22 August, 2008

Tarte au citron


The script shown in this image is an interpretation of the anglaise, more fully the écriture anglaise, the script that was thus named in France after its model, the 18th-century English round hand.
The forms of all styles of writing are influenced by the tool with which they are written and the medium that it employs. In the present case the tool is that of the pâtissier and the medium is chocolate.
There is not a lot more to add, except that the tarte au citron which is the substrate of the script came from Belle Époque, a pâtisserie at Newington Green in London which consistently maintains a level of quality that its equivalents in Paris would be glad to reach, even occasionally.
Newington Green, and Stoke Newington just to the north, across the fields, were known during the 18th century as centres of Dissent.

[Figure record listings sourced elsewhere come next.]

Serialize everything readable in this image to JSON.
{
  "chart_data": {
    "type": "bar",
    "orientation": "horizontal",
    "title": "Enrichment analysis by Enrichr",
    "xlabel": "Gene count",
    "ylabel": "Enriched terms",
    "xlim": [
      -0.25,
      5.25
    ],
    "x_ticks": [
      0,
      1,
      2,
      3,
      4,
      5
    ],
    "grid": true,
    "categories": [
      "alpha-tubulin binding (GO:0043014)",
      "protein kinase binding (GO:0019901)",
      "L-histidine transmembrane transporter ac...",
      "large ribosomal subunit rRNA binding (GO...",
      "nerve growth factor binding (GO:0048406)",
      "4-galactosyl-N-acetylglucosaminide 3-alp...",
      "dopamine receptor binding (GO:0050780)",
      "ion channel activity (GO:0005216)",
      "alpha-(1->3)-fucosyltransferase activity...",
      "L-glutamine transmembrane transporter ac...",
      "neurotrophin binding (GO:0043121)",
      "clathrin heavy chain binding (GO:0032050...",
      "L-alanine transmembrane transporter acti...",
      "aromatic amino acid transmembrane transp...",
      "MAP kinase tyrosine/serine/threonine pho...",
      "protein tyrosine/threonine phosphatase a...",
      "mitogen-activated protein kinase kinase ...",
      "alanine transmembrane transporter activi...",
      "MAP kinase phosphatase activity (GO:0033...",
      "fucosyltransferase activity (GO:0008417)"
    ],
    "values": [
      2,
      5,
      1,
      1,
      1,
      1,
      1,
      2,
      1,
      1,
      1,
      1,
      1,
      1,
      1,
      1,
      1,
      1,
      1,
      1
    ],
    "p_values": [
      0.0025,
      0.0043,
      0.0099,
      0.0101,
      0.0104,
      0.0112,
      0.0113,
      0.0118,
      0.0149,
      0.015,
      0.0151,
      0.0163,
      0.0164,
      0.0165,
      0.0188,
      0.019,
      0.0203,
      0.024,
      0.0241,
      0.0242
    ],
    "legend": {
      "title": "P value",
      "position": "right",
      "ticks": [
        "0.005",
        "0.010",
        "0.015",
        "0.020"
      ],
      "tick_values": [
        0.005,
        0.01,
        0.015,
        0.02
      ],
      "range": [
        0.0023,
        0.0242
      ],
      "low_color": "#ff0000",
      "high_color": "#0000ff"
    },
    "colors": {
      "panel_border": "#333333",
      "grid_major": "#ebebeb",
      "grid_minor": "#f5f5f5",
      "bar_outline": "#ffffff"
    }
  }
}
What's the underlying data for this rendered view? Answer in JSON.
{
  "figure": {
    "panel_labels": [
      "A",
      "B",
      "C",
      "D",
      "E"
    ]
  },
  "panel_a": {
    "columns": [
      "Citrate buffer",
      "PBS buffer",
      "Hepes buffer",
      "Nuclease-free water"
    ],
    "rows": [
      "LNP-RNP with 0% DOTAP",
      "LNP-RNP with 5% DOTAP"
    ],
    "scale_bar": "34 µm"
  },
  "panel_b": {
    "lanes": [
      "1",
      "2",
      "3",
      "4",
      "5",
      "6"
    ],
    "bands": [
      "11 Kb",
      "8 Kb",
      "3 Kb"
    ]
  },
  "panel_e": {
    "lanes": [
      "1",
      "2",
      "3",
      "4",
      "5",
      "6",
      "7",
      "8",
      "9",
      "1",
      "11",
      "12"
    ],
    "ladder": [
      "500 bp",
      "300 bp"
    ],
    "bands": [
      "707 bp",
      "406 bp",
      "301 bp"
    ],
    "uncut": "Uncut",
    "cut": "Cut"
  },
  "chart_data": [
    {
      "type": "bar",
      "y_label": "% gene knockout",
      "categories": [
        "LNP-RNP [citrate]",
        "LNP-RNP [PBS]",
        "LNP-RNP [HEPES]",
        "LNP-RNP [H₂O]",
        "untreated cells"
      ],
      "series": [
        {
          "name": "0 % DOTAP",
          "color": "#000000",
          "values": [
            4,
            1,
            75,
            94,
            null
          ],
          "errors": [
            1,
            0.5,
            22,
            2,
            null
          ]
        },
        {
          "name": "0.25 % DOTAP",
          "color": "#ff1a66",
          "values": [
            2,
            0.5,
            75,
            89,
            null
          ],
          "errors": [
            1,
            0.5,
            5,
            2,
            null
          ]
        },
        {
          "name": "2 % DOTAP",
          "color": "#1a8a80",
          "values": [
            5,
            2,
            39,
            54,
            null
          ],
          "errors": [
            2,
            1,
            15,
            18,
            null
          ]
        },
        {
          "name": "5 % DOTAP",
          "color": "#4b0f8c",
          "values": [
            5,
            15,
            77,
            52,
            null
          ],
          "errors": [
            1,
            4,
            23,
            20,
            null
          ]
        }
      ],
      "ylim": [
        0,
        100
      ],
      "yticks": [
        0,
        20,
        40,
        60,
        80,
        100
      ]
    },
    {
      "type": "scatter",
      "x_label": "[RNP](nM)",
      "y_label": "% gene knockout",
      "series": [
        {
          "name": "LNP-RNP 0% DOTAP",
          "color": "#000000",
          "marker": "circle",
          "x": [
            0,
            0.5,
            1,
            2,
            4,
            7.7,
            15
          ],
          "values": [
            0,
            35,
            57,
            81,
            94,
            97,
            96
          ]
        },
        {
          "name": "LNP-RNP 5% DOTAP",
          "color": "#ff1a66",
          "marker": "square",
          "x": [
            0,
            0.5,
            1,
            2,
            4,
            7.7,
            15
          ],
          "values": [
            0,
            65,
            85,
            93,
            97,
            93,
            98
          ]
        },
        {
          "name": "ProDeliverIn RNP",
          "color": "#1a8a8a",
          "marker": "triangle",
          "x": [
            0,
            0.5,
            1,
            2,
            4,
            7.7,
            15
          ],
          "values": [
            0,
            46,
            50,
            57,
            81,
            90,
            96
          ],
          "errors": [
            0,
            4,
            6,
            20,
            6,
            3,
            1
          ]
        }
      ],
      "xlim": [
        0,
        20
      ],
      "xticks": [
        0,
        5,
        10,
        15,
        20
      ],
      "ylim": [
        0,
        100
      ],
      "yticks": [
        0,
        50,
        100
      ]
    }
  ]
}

Their inhabitants were disinclined to accept uncritically any doctrines, whether those of the established church or of any arbitrarily asserted system of political values. It is a tradition that, happily, the district still respects. Daniel Defoe was a notable resident of Stoke Newington. Mary Wollstonecraft, the author of A vindication of the rights of women (1792), set up her school at Newington Green. The young John Stuart Mill, who lived at the Green shortly afterwards, remembered walks before breakfast ‘in the green lanes towards Hornsey’, while he gave his father an account of what he had read the day before. His earliest recollections were ‘of green fields and wild flowers’.
Hornsey was the name of the civil parish that began just to the north of the Green. The busy road that runs to the north-west is called Green Lanes. Sheep may no longer graze on Newington Green, but a good phrase to apply to one of its chief attractions would be that of Michelin: vaut le voyage.



The first image above shows Newington Green in the early 19th century, from a drawing by T. H. Shepherd reproduced in Claire Tomalin’s biography of Mary Wollstonecraft (1974). Below is the scene as it appeared in September 2011. The unitarian chapel that she knew, with its new façade of 1860, is on the left. Belle Époque, boulangerie and pâtisserie, is to the right.